Among other players, there's Guardian Lifecare, which since August 2003 has built up a network of 65 pharmacies mostly in the NCR.
"These will increase to 250 by March 2008," says Ashutosh Garg, chairman and managing director, and in another seven years touch 3,500. Then there are regional players like Lifeken in Bangalore, Chennai; Aushahdi in Andhra Pradesh; CRS Health in Delhi, NCR, Pune and Chennai; and 98.4 Global Healthcare, again in Delhi and NCR.
Clearly, the Rs 27,000 crore (Rs 270 billion) pharma retail market, dominated by the around 7,00,000 mom-and-pop pharma stores all over the country, is coming under the organised retail revolution.

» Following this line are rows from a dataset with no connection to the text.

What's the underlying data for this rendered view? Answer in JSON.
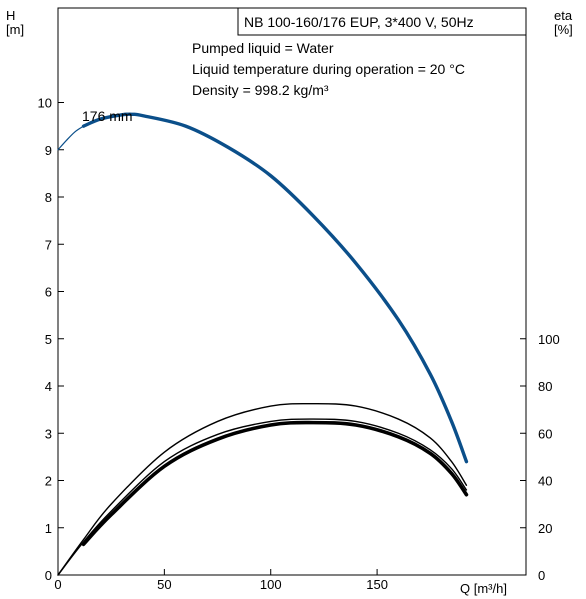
{
  "chart_data": {
    "type": "line",
    "title": "NB 100-160/176 EUP, 3*400 V, 50Hz",
    "info_lines": [
      "Pumped liquid = Water",
      "Liquid temperature during operation = 20 °C",
      "Density = 998.2 kg/m³"
    ],
    "curve_label": "176 mm",
    "x_axis": {
      "label": "Q [m³/h]",
      "range": [
        0,
        220
      ],
      "ticks": [
        0,
        50,
        100,
        150
      ]
    },
    "y_left": {
      "label_line1": "H",
      "label_line2": "[m]",
      "range": [
        0,
        12
      ],
      "ticks": [
        0,
        1,
        2,
        3,
        4,
        5,
        6,
        7,
        8,
        9,
        10
      ]
    },
    "y_right": {
      "label_line1": "eta",
      "label_line2": "[%]",
      "range": [
        0,
        100
      ],
      "ticks": [
        0,
        20,
        40,
        60,
        80,
        100
      ]
    },
    "grid": false,
    "colors": {
      "head": "#0b4f8a",
      "eta": "#000000"
    },
    "series": [
      {
        "axis": "left",
        "style": "thin",
        "x": [
          0,
          4,
          8,
          12
        ],
        "y": [
          9.0,
          9.2,
          9.38,
          9.5
        ]
      },
      {
        "axis": "left",
        "style": "head",
        "x": [
          12,
          20,
          30,
          35,
          40,
          60,
          80,
          100,
          120,
          140,
          160,
          175,
          185,
          192
        ],
        "y": [
          9.5,
          9.65,
          9.74,
          9.75,
          9.72,
          9.5,
          9.05,
          8.45,
          7.6,
          6.6,
          5.4,
          4.25,
          3.25,
          2.4
        ]
      },
      {
        "axis": "right",
        "style": "thin",
        "x": [
          0,
          12,
          25,
          50,
          75,
          100,
          120,
          140,
          160,
          175,
          185,
          192
        ],
        "y": [
          0,
          15,
          30,
          52,
          65,
          71.5,
          72.5,
          71.5,
          66,
          58,
          48,
          38
        ]
      },
      {
        "axis": "right",
        "style": "thin",
        "x": [
          0,
          12,
          25,
          50,
          75,
          100,
          120,
          140,
          160,
          175,
          185,
          192
        ],
        "y": [
          0,
          14,
          27,
          48,
          59.5,
          65,
          66,
          65,
          60,
          53,
          45,
          36
        ]
      },
      {
        "axis": "right",
        "style": "thick",
        "x": [
          12,
          25,
          50,
          75,
          100,
          120,
          140,
          160,
          175,
          185,
          192
        ],
        "y": [
          13,
          25.5,
          46,
          57.5,
          63.5,
          64.5,
          63.5,
          58.5,
          51.5,
          43,
          34
        ]
      }
    ]
  }
}
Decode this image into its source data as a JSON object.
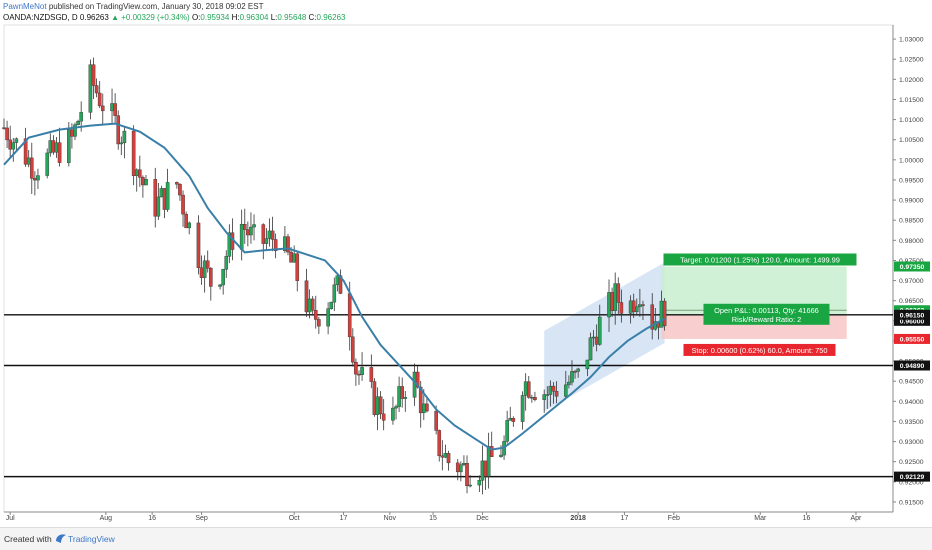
{
  "header": {
    "author": "PawnMeNot",
    "published_text": "published on TradingView.com, January 30, 2018 09:02 EST",
    "symbol_line": "OANDA:NZDSGD, D",
    "last_price": "0.96263",
    "change": "+0.00329 (+0.34%)",
    "o_label": "O:",
    "o_value": "0.95934",
    "h_label": "H:",
    "h_value": "0.96304",
    "l_label": "L:",
    "l_value": "0.95648",
    "c_label": "C:",
    "c_value": "0.96263"
  },
  "footer": {
    "created_with": "Created with",
    "brand": "TradingView"
  },
  "colors": {
    "bull": "#26a65b",
    "bear": "#d0413e",
    "ma": "#3a7fa8",
    "target_bg": "#c8efcf",
    "stop_bg": "#f7c6c6",
    "channel": "#c9dcf1",
    "target_label": "#19a542",
    "stop_label": "#e8262d"
  },
  "chart_data": {
    "type": "candlestick",
    "symbol": "OANDA:NZDSGD",
    "timeframe": "D",
    "ylim": [
      0.9125,
      1.0335
    ],
    "y_ticks": [
      0.915,
      0.92,
      0.925,
      0.93,
      0.935,
      0.94,
      0.945,
      0.95,
      0.955,
      0.96,
      0.965,
      0.97,
      0.975,
      0.98,
      0.985,
      0.99,
      0.995,
      1.0,
      1.005,
      1.01,
      1.015,
      1.02,
      1.025,
      1.03
    ],
    "x_labels": [
      {
        "label": "Jul",
        "day": 2
      },
      {
        "label": "Aug",
        "day": 33
      },
      {
        "label": "16",
        "day": 48
      },
      {
        "label": "Sep",
        "day": 64
      },
      {
        "label": "Oct",
        "day": 94
      },
      {
        "label": "17",
        "day": 110
      },
      {
        "label": "Nov",
        "day": 125
      },
      {
        "label": "15",
        "day": 139
      },
      {
        "label": "Dec",
        "day": 155
      },
      {
        "label": "2018",
        "day": 186
      },
      {
        "label": "17",
        "day": 201
      },
      {
        "label": "Feb",
        "day": 217
      },
      {
        "label": "Mar",
        "day": 245
      },
      {
        "label": "16",
        "day": 260
      },
      {
        "label": "Apr",
        "day": 276
      }
    ],
    "x_range_days": [
      0,
      288
    ],
    "close_path": [
      [
        0,
        1.008
      ],
      [
        10,
        0.998
      ],
      [
        22,
        1.005
      ],
      [
        28,
        1.02
      ],
      [
        32,
        1.014
      ],
      [
        40,
        1.004
      ],
      [
        48,
        0.988
      ],
      [
        56,
        0.994
      ],
      [
        62,
        0.978
      ],
      [
        68,
        0.968
      ],
      [
        76,
        0.985
      ],
      [
        82,
        0.979
      ],
      [
        88,
        0.981
      ],
      [
        94,
        0.973
      ],
      [
        100,
        0.96
      ],
      [
        106,
        0.966
      ],
      [
        110,
        0.97
      ],
      [
        114,
        0.948
      ],
      [
        120,
        0.94
      ],
      [
        126,
        0.936
      ],
      [
        132,
        0.948
      ],
      [
        138,
        0.932
      ],
      [
        144,
        0.925
      ],
      [
        150,
        0.923
      ],
      [
        156,
        0.924
      ],
      [
        162,
        0.929
      ],
      [
        168,
        0.945
      ],
      [
        176,
        0.942
      ],
      [
        186,
        0.946
      ],
      [
        192,
        0.958
      ],
      [
        198,
        0.966
      ],
      [
        202,
        0.963
      ],
      [
        206,
        0.968
      ],
      [
        210,
        0.96
      ],
      [
        214,
        0.9626
      ]
    ],
    "moving_average": [
      [
        0,
        0.9988
      ],
      [
        8,
        1.0055
      ],
      [
        18,
        1.0075
      ],
      [
        28,
        1.0085
      ],
      [
        36,
        1.009
      ],
      [
        44,
        1.007
      ],
      [
        52,
        1.003
      ],
      [
        60,
        0.996
      ],
      [
        66,
        0.988
      ],
      [
        72,
        0.982
      ],
      [
        78,
        0.977
      ],
      [
        84,
        0.9775
      ],
      [
        92,
        0.978
      ],
      [
        98,
        0.9765
      ],
      [
        104,
        0.975
      ],
      [
        110,
        0.97
      ],
      [
        116,
        0.961
      ],
      [
        122,
        0.954
      ],
      [
        128,
        0.949
      ],
      [
        134,
        0.944
      ],
      [
        140,
        0.938
      ],
      [
        146,
        0.934
      ],
      [
        152,
        0.931
      ],
      [
        158,
        0.928
      ],
      [
        162,
        0.9285
      ],
      [
        168,
        0.932
      ],
      [
        176,
        0.937
      ],
      [
        184,
        0.942
      ],
      [
        190,
        0.946
      ],
      [
        196,
        0.951
      ],
      [
        202,
        0.955
      ],
      [
        208,
        0.958
      ],
      [
        214,
        0.9605
      ]
    ],
    "horizontal_levels": [
      {
        "price": 0.9615,
        "label": "0.96150"
      },
      {
        "price": 0.9489,
        "label": "0.94890"
      },
      {
        "price": 0.92129,
        "label": "0.92129"
      }
    ],
    "price_markers": [
      {
        "price": 0.9735,
        "label": "0.97350",
        "color": "green"
      },
      {
        "price": 0.96263,
        "label": "0.96263",
        "color": "green"
      },
      {
        "price": 0.96,
        "label": "0.96000",
        "color": "black"
      },
      {
        "price": 0.9555,
        "label": "0.95550",
        "color": "red"
      }
    ],
    "channel": {
      "start_day": 175,
      "end_day": 214,
      "start_low": 0.9375,
      "start_high": 0.9575,
      "end_low": 0.9545,
      "end_high": 0.9745
    },
    "position": {
      "type": "long",
      "start_day": 213,
      "end_day": 273,
      "entry": 0.9615,
      "target": 0.9735,
      "stop": 0.9555,
      "target_text": "Target: 0.01200 (1.25%) 120.0, Amount: 1499.99",
      "pnl_text": "Open P&L: 0.00113, Qty: 41666",
      "rr_text": "Risk/Reward Ratio: 2",
      "stop_text": "Stop: 0.00600 (0.62%) 60.0, Amount: 750"
    }
  }
}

At present, the organised chains account for only 2 per cent of the business, but it is growing by 30-40 per cent. These not only offer medicines, and surgical and hospital consumables, but also food items, cosmetics and general merchandise- all in air-conditioned surroundings, with value-adds like round-the-clock operations, door delivery, credit-card acceptance, an insurance cover or even the chance to win a trip to Egypt!
But there are problems, primarily because of the regulations over drug pricing and the unions of drug distributors and retailers.
Says Suri, "The trade is very MRP driven and margins are too tight." Margins, in the case of Lifespring, come from the other higher-value items like perfumes.
Those who have large operations like Apollo and Subhiksha have the sales volumes to negotiate with manufacturers. Subhiksha, for example, offers a 10 per cent discount on medicines.
"Pricing regulation should be a worry for those who would like to sell at higher prices. For somebody like us, who is basically passing on discounts to customers, it is not a worry," says Subramanian.